Greenhouse Gas Emissions Targets

State Climate Action Plans

Climate action plans generally include greenhouse gas emissions reduction targets and detail actions the state can take to help meet those goals. The plans may also include additional components such as resilience strategies, clean energy targets, and economic and social goals.

33 states have released a climate action plan or are in the process of revising or developing one. This includes 32 states that have released plans and 1 state that is updating its plan.

U.S. State Climate Action Plans

Carbon Pricing

One of the most direct policies that states use to address emissions is carbon pricing. Currently, this is only implemented via cap-and-trade programs, though carbon taxes are being considered in a few states as well.

The eleven states in the Regional Greenhouse Gas Initiative (RGGI) have implemented cap and trade in the power sector. California’s cap-and-trade program covers nearly its entire economy and is linked with the Canadian province of Quebec. Massachusetts has two separate cap-and-trade programs to reduce GHG emissions in the power sector: It participates in RGGI and also has a separate cap-and-trade program (Reducing CO2 Emissions from Electricity Generating Facilities) that runs in parallel to RGGI. Washington state’s cap-and-invest legislation will take effect beginning in 2023.

State Carbon Pricing Policies

Electricity Sector Policies

A wide range of state policies help to reduce greenhouse gas emissions from the power sector. Some were enacted explicitly to address climate change, while others have complementary objectives such as supporting in-state producers of preferred energy sources (typically wind, solar, or nuclear) or reducing customer costs by promoting energy efficiency.
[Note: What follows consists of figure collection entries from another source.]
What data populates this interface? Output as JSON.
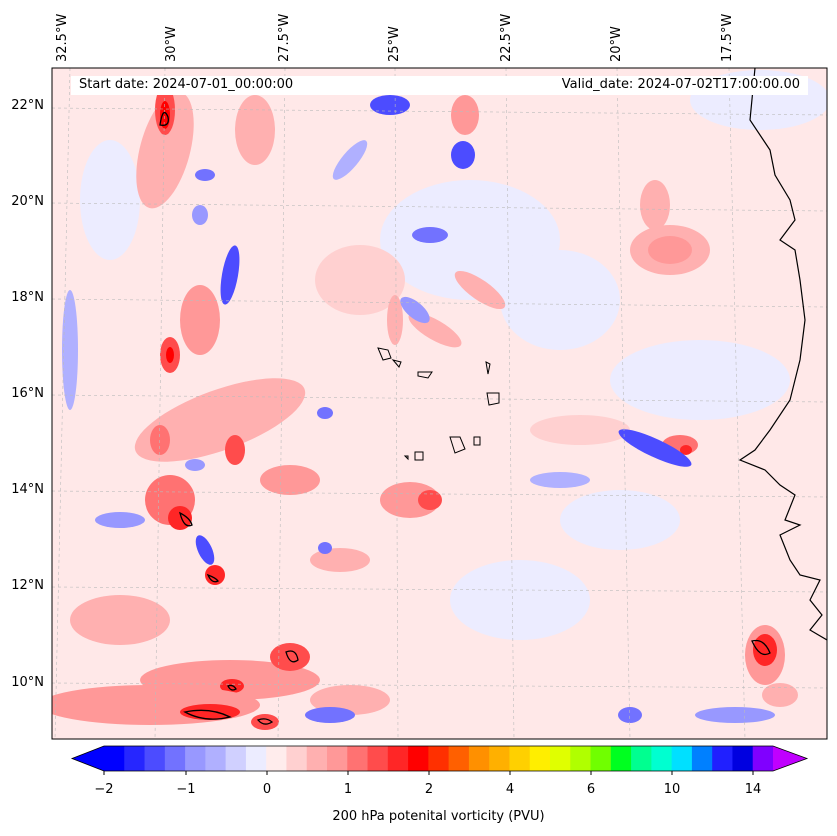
{
  "map": {
    "start_date": "Start date: 2024-07-01_00:00:00",
    "valid_date": "Valid_date: 2024-07-02T17:00:00.00",
    "lon_labels": [
      "32.5°W",
      "30°W",
      "27.5°W",
      "25°W",
      "22.5°W",
      "20°W",
      "17.5°W"
    ],
    "lat_labels": [
      "22°N",
      "20°N",
      "18°N",
      "16°N",
      "14°N",
      "12°N",
      "10°N"
    ],
    "grid": true,
    "coastline_color": "#000000"
  },
  "colorbar": {
    "label": "200 hPa potenital vorticity (PVU)",
    "tick_labels": [
      "−2",
      "−1",
      "0",
      "1",
      "2",
      "4",
      "6",
      "10",
      "14"
    ],
    "colors": [
      "#0000ff",
      "#2626ff",
      "#4c4cff",
      "#7272ff",
      "#9898ff",
      "#b0b0ff",
      "#d0d0ff",
      "#ececff",
      "#ffecec",
      "#ffd0d0",
      "#ffb0b0",
      "#ff9898",
      "#ff7272",
      "#ff4c4c",
      "#ff2626",
      "#ff0000",
      "#ff3000",
      "#ff6000",
      "#ff9000",
      "#ffb000",
      "#ffd000",
      "#ffee00",
      "#e0ff00",
      "#b0ff00",
      "#70ff00",
      "#00ff20",
      "#00ff90",
      "#00ffd0",
      "#00e0ff",
      "#0080ff",
      "#2020ff",
      "#0000e0",
      "#8000ff"
    ],
    "low_extend_color": "#0000ff",
    "high_extend_color": "#c000ff",
    "background_field_color": "#ffe8e8"
  }
}
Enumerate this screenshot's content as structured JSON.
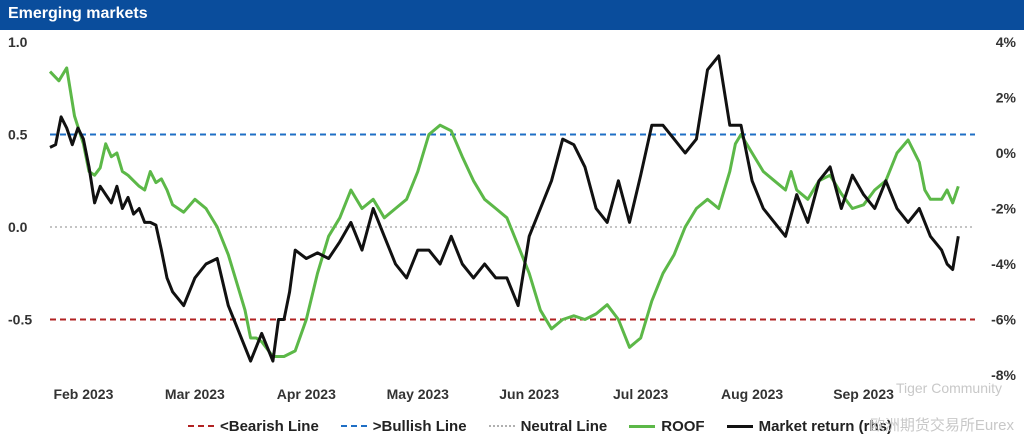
{
  "title": "Emerging markets",
  "watermark": {
    "line1": "Tiger Community",
    "line2": "欧洲期货交易所Eurex"
  },
  "colors": {
    "header_bg": "#0a4d9c",
    "roof": "#5cb848",
    "market": "#111111",
    "bearish": "#b22222",
    "bullish": "#1f6fc5",
    "neutral": "#b0b0b0"
  },
  "legend": [
    {
      "label": "<Bearish Line",
      "key": "bearish",
      "style": "dashed"
    },
    {
      "label": ">Bullish Line",
      "key": "bullish",
      "style": "dashed"
    },
    {
      "label": "Neutral Line",
      "key": "neutral",
      "style": "dotted"
    },
    {
      "label": "ROOF",
      "key": "roof",
      "style": "solid"
    },
    {
      "label": "Market return (rhs)",
      "key": "market",
      "style": "solid"
    }
  ],
  "chart_data": {
    "type": "line",
    "title": "Emerging markets",
    "x_range": [
      0,
      8.3
    ],
    "x_tick_labels": [
      {
        "label": "Feb 2023",
        "x": 0.3
      },
      {
        "label": "Mar 2023",
        "x": 1.3
      },
      {
        "label": "Apr 2023",
        "x": 2.3
      },
      {
        "label": "May 2023",
        "x": 3.3
      },
      {
        "label": "Jun 2023",
        "x": 4.3
      },
      {
        "label": "Jul 2023",
        "x": 5.3
      },
      {
        "label": "Aug 2023",
        "x": 6.3
      },
      {
        "label": "Sep 2023",
        "x": 7.3
      }
    ],
    "y_left": {
      "range": [
        -0.8,
        1.0
      ],
      "ticks": [
        1.0,
        0.5,
        0.0,
        -0.5
      ],
      "tick_labels": [
        "1.0",
        "0.5",
        "0.0",
        "-0.5"
      ]
    },
    "y_right": {
      "range": [
        -8,
        4
      ],
      "ticks": [
        4,
        2,
        0,
        -2,
        -4,
        -6,
        -8
      ],
      "tick_labels": [
        "4%",
        "2%",
        "0%",
        "-2%",
        "-4%",
        "-6%",
        "-8%"
      ]
    },
    "reference_lines": [
      {
        "name": "<Bearish Line",
        "y": -0.5
      },
      {
        "name": ">Bullish Line",
        "y": 0.5
      },
      {
        "name": "Neutral Line",
        "y": 0.0
      }
    ],
    "series": [
      {
        "name": "ROOF",
        "axis": "left",
        "x": [
          0,
          0.08,
          0.15,
          0.22,
          0.3,
          0.35,
          0.4,
          0.45,
          0.5,
          0.55,
          0.6,
          0.65,
          0.7,
          0.75,
          0.8,
          0.85,
          0.9,
          0.95,
          1.0,
          1.05,
          1.1,
          1.2,
          1.3,
          1.4,
          1.5,
          1.6,
          1.7,
          1.75,
          1.8,
          1.85,
          1.9,
          2.0,
          2.1,
          2.2,
          2.3,
          2.4,
          2.5,
          2.6,
          2.7,
          2.8,
          2.9,
          3.0,
          3.1,
          3.2,
          3.3,
          3.4,
          3.5,
          3.6,
          3.7,
          3.8,
          3.9,
          4.0,
          4.1,
          4.2,
          4.3,
          4.4,
          4.5,
          4.6,
          4.7,
          4.8,
          4.9,
          5.0,
          5.1,
          5.2,
          5.3,
          5.4,
          5.5,
          5.6,
          5.7,
          5.8,
          5.9,
          6.0,
          6.1,
          6.15,
          6.2,
          6.3,
          6.4,
          6.5,
          6.6,
          6.65,
          6.7,
          6.8,
          6.9,
          7.0,
          7.1,
          7.2,
          7.3,
          7.4,
          7.5,
          7.6,
          7.7,
          7.8,
          7.85,
          7.9,
          8.0,
          8.05,
          8.1,
          8.15
        ],
        "values": [
          0.84,
          0.79,
          0.86,
          0.6,
          0.45,
          0.3,
          0.28,
          0.32,
          0.45,
          0.38,
          0.4,
          0.3,
          0.28,
          0.25,
          0.22,
          0.2,
          0.3,
          0.24,
          0.26,
          0.2,
          0.12,
          0.08,
          0.15,
          0.1,
          0.0,
          -0.15,
          -0.35,
          -0.45,
          -0.6,
          -0.6,
          -0.62,
          -0.7,
          -0.7,
          -0.67,
          -0.5,
          -0.25,
          -0.05,
          0.05,
          0.2,
          0.1,
          0.15,
          0.05,
          0.1,
          0.15,
          0.3,
          0.5,
          0.55,
          0.52,
          0.38,
          0.25,
          0.15,
          0.1,
          0.05,
          -0.1,
          -0.25,
          -0.45,
          -0.55,
          -0.5,
          -0.48,
          -0.5,
          -0.47,
          -0.42,
          -0.5,
          -0.65,
          -0.6,
          -0.4,
          -0.25,
          -0.15,
          0.0,
          0.1,
          0.15,
          0.1,
          0.3,
          0.45,
          0.5,
          0.4,
          0.3,
          0.25,
          0.2,
          0.3,
          0.2,
          0.15,
          0.25,
          0.28,
          0.18,
          0.1,
          0.12,
          0.2,
          0.25,
          0.4,
          0.47,
          0.35,
          0.2,
          0.15,
          0.15,
          0.2,
          0.13,
          0.22
        ]
      },
      {
        "name": "Market return (rhs)",
        "axis": "right",
        "x": [
          0,
          0.05,
          0.1,
          0.15,
          0.2,
          0.25,
          0.3,
          0.35,
          0.4,
          0.45,
          0.5,
          0.55,
          0.6,
          0.65,
          0.7,
          0.75,
          0.8,
          0.85,
          0.9,
          0.95,
          1.0,
          1.05,
          1.1,
          1.2,
          1.3,
          1.4,
          1.5,
          1.6,
          1.7,
          1.8,
          1.9,
          2.0,
          2.05,
          2.1,
          2.15,
          2.2,
          2.3,
          2.4,
          2.5,
          2.6,
          2.7,
          2.8,
          2.9,
          3.0,
          3.1,
          3.2,
          3.3,
          3.4,
          3.5,
          3.6,
          3.7,
          3.8,
          3.9,
          4.0,
          4.1,
          4.2,
          4.3,
          4.4,
          4.5,
          4.6,
          4.7,
          4.8,
          4.9,
          5.0,
          5.1,
          5.2,
          5.3,
          5.4,
          5.5,
          5.6,
          5.7,
          5.8,
          5.9,
          6.0,
          6.1,
          6.2,
          6.3,
          6.4,
          6.5,
          6.6,
          6.7,
          6.8,
          6.9,
          7.0,
          7.1,
          7.2,
          7.3,
          7.4,
          7.5,
          7.6,
          7.7,
          7.8,
          7.9,
          8.0,
          8.05,
          8.1,
          8.15
        ],
        "values": [
          0.2,
          0.3,
          1.3,
          0.9,
          0.3,
          0.9,
          0.5,
          -0.5,
          -1.8,
          -1.2,
          -1.5,
          -1.8,
          -1.2,
          -2.0,
          -1.6,
          -2.2,
          -2.0,
          -2.5,
          -2.5,
          -2.6,
          -3.5,
          -4.5,
          -5.0,
          -5.5,
          -4.5,
          -4.0,
          -3.8,
          -5.5,
          -6.5,
          -7.5,
          -6.5,
          -7.5,
          -6.0,
          -6.0,
          -5.0,
          -3.5,
          -3.8,
          -3.6,
          -3.8,
          -3.2,
          -2.5,
          -3.5,
          -2.0,
          -3.0,
          -4.0,
          -4.5,
          -3.5,
          -3.5,
          -4.0,
          -3.0,
          -4.0,
          -4.5,
          -4.0,
          -4.5,
          -4.5,
          -5.5,
          -3.0,
          -2.0,
          -1.0,
          0.5,
          0.3,
          -0.5,
          -2.0,
          -2.5,
          -1.0,
          -2.5,
          -0.8,
          1.0,
          1.0,
          0.5,
          0.0,
          0.5,
          3.0,
          3.5,
          1.0,
          1.0,
          -1.0,
          -2.0,
          -2.5,
          -3.0,
          -1.5,
          -2.5,
          -1.0,
          -0.5,
          -2.0,
          -0.8,
          -1.5,
          -2.0,
          -1.0,
          -2.0,
          -2.5,
          -2.0,
          -3.0,
          -3.5,
          -4.0,
          -4.2,
          -3.0
        ]
      }
    ]
  }
}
One of the most common state policies is a portfolio standard that requires electric utilities to deliver a certain amount of electricity from renewable or clean energy sources. Most of these take the form of:

  • A renewable portfolio standard (RPS), adopted in 29 states and the District of Columbia, which require a certain percentage of a utility’s electricity to come from renewable energy sources.
  • A clean energy standard (CES), adopted by seven states, which requires electric utilities to deliver a certain amount of electricity from renewable or clean energy sources.

U.S. State Electricity Portfolio Standards

Transportation Policies

The transportation sector is the largest source of U.S. greenhouse gas emissions, with light-duty passenger vehicles accounting for approximately two-thirds of those emissions. In order to address this, 36 states and the District of Columbia have put in place some form of clean vehicle policies. These include emissions standards, zero-emission vehicle deployment–which include both battery electric vehicles and fuel cell electric vehicles, and rebates and incentives for zero-emission vehicles and infrastructure, such as charging stations and hydrogen fueling infrastructure.

A popular policy choice today is providing rebates or other incentives for consumers who purchase electric vehicles. But state policies can reduce transportation sector emissions in other ways as well.

low-carbon fuel standard (LCFS) is aimed at reducing greenhouse gas emissions by requiring a shift to lower-carbon transportation fuels, such as biofuels, without prescribing a particular fuel type. Currently only California and Oregon have LCFS policies in place. They require fuel providers to continually decrease the carbon intensity of the fuels they sell, and allow for credit trading to reduce costs of compliance.

Land use decisions and public transportation investments also affect transportation sector emissions.